One morning, I went to a small museum where there was a diorama, a display, in which there were recordings of those representatives, based upon their writings from that time, an Arab, Jew and Christian. The whole program was based on accurate historical evidence. It was an enlightening experience.
At the end of the program, the recordings of these thinkers, questioners and believers, were summed up. They had lived in this city in peace and acceptance. Their agreement was that although they had different beliefs, the problem was that people who claimed that their beliefs and customs were the only way was at the heart of their disagreements. According to their writings and statements, it was only when individuals claimed that their way was the only way, that there was conflict.
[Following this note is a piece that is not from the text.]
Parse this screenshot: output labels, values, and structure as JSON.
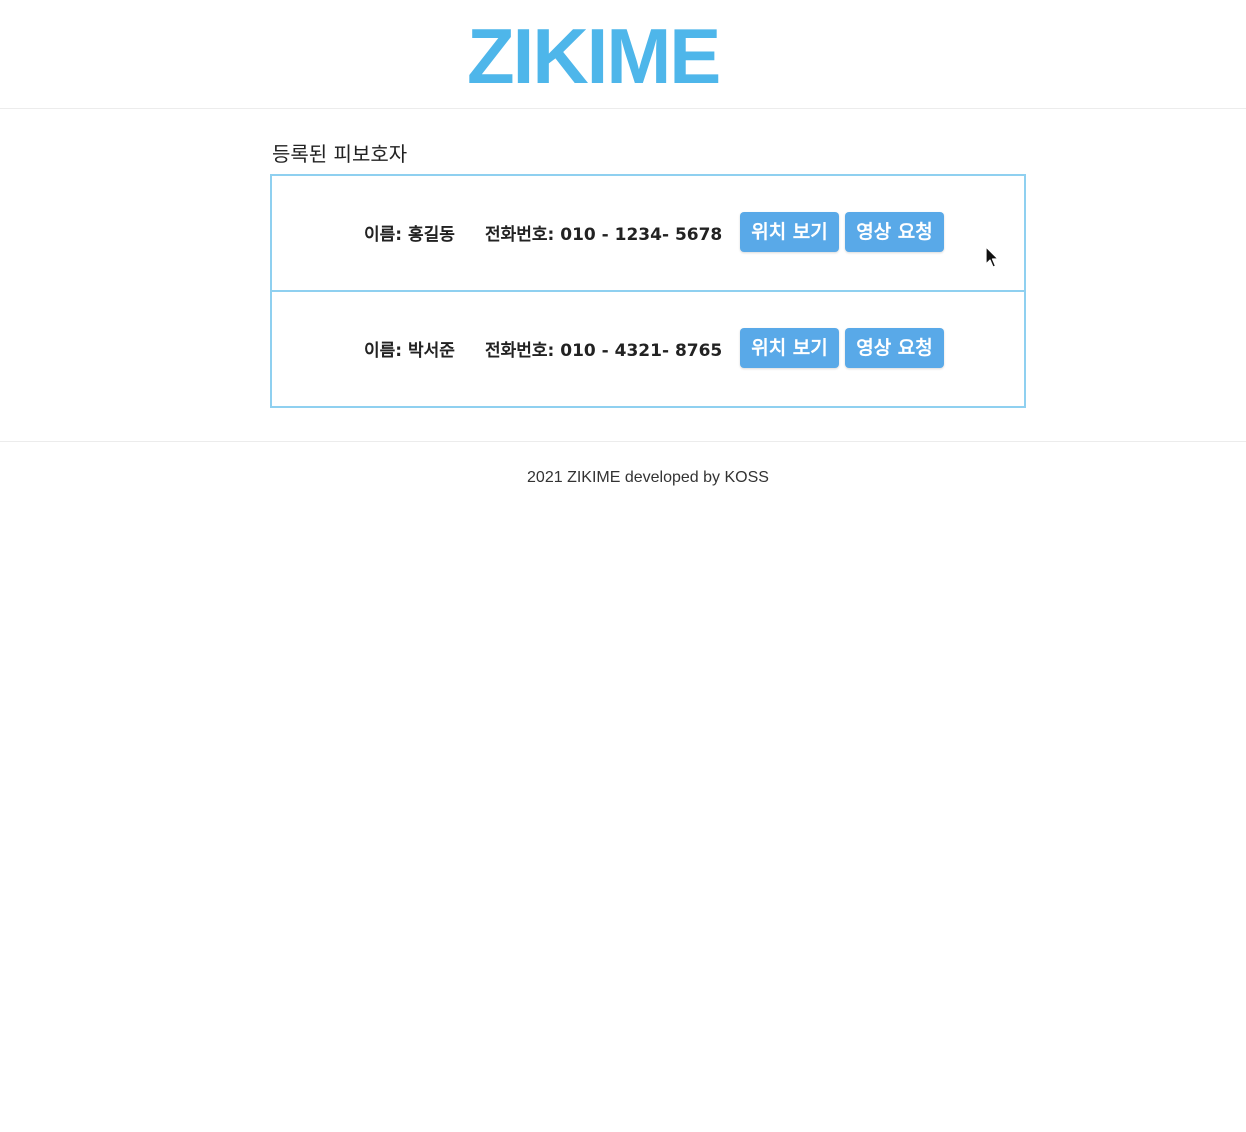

Today, I see the same problem. When people, Republicans, Democrats, governors, conservationists, developmentalists, churches, synagogues or mosques, say "My way is the only way," we are in trouble as a community. It can become the domination of the majority. It is a way for people to impose their beliefs, values and goals upon others under the threat that since they are in control, they will use their power to impose their will upon others who do no agree. The message is clear and simple, "My way or no way."
What makes life in Juneau attractive, what makes this a great place to live, is that people are willing to listen to others and consider their views and opinions. I think that it is more than just a geographical location that makes Juneau different as a state capital. It is a community of people open to new ideas. This is life; this is the real world.
Belief is a mental, psychological and religious phenomenon. What really counts is not beliefs, or words or doctrines, but what people do. Practice, behavior and daily life is the true "reality." As one of my Mexican friends told me, "Amor no es por palabras; es por hechos. Love is not just words; it is what you do."
I learned a lot about life, history and tolerance in Cordoba, Spain. I have experienced that dream in Juneau. I hope that we always continue to be a community of love, acceptance, tolerance and understanding. To me, this is what it means to be an American and live in Juneau.
Wally Olson is a professor emeritus of anthropology at the University of Alaska Southeast. He lives in Auke Bay.